The problem is that Alkermes’s drug missed the mark in one of three trials submitted in support of the marketing application, and also opted for an unorthodox, to-stage clinical trial design – known as sequential parallel comparison design (SPCD) – about which the FDA and advisory committee had serious concerns.

SPCD involves re-randomising placebo non-responders to either the drug or placebo again and has never been used in an FDA submission before. The regulator has doubts about its validity, and that was shared by the advisory committee members.

Alkermes is now planning to meet with the FDA in the coming months to work out its next steps - and see if there is a potential path forward for the antidepressant programme. CEO Richard Pops said a few weeks back that Alkermes has another phase IIIb trial ongoing in MDD that, in the event of an FDA rejection, could be “tuned” to provide additional data.

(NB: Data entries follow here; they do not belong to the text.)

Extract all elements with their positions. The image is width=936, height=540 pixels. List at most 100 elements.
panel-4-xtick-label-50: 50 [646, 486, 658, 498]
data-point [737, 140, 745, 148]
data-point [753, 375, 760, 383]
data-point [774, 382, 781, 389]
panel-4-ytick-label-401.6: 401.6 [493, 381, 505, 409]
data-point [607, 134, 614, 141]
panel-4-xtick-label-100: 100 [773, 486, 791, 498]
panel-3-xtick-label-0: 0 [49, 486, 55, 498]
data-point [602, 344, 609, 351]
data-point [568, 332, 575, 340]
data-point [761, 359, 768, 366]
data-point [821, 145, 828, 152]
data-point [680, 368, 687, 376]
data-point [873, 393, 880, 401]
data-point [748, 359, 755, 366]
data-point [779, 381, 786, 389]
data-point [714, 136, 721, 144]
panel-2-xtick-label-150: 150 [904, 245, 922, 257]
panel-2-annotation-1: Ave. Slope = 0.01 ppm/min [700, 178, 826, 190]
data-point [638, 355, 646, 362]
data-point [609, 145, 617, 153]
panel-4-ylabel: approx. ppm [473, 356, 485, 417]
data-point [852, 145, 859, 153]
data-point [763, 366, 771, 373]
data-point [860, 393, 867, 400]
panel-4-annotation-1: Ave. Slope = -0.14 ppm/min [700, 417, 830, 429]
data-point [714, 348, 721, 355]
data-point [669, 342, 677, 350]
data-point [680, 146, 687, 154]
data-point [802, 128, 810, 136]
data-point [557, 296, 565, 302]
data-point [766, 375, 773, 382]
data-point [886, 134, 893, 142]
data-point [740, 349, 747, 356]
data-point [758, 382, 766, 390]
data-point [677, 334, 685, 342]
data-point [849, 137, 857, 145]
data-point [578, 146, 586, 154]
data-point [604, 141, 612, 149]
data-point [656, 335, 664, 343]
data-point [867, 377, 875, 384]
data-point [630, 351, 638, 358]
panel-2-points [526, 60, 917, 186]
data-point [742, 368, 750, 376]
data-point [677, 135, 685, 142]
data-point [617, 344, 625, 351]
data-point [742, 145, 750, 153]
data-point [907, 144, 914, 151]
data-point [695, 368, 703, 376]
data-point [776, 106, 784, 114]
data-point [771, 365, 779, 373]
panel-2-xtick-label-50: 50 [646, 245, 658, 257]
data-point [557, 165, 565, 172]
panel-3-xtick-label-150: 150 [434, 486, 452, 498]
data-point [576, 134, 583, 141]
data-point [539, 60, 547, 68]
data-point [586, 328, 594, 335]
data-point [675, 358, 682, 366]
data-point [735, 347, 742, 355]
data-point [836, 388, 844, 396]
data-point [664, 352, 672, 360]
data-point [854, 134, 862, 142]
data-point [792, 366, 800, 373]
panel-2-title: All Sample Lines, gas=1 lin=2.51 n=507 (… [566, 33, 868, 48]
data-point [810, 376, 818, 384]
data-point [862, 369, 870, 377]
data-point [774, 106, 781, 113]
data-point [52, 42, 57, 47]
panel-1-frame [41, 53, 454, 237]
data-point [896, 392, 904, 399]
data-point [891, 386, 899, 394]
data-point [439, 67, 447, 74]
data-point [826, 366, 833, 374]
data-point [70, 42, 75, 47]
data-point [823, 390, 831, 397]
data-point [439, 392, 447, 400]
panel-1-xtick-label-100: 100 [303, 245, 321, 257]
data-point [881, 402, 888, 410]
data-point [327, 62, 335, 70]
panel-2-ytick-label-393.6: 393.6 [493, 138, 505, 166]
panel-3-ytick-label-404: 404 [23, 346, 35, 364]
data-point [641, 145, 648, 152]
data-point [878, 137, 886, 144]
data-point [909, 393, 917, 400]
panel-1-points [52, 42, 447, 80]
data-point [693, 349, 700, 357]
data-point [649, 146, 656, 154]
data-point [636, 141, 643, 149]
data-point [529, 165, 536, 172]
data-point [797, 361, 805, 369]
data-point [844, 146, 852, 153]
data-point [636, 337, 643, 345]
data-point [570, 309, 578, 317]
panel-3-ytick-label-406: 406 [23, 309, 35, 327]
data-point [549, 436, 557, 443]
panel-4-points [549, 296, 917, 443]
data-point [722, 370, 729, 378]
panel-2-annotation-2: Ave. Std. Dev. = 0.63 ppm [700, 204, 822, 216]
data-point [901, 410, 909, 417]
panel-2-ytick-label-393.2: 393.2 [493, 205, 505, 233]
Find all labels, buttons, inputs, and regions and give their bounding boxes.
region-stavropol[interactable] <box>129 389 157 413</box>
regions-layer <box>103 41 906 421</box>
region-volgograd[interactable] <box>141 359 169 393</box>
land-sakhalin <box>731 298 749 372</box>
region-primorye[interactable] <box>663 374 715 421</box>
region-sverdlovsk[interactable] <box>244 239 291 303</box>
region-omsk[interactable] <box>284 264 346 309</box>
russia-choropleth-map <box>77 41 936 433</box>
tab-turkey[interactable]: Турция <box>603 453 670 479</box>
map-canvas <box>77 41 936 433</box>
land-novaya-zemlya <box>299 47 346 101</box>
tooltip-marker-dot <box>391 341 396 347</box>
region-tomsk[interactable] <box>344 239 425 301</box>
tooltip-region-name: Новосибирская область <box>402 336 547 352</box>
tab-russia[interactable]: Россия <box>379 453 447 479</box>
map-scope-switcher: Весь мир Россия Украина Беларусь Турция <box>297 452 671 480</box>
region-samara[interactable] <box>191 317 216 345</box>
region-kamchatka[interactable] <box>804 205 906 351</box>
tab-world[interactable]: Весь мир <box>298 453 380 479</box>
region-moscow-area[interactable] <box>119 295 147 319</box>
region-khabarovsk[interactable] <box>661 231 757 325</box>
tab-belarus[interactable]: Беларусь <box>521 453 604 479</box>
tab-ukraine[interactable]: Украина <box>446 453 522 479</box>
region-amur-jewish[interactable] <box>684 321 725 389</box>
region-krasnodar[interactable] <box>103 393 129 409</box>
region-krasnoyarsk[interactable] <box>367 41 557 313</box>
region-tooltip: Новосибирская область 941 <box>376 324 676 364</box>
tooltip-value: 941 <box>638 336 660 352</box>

The setbacks means Alkermes is even more reliant on a schizophrenia drug candidate - ALKS 3831 – that is designed to sidestep one of the main side effects with current treatment for the disease. That’s due for filing this year, but is also a two-drug combination, this time combining olanzapine with samidorphan to prevent the weight gain caused by the primary drug.

The company also has a Biogen-partnered oral candidate for multiple sclerosis called BIIB098 (diroximel fumarate) which was filed in December in the US and is pitched as a more tolerable alternative to Biogen’s big-selling Tecfidera (dimethyl fumarate) MS drug.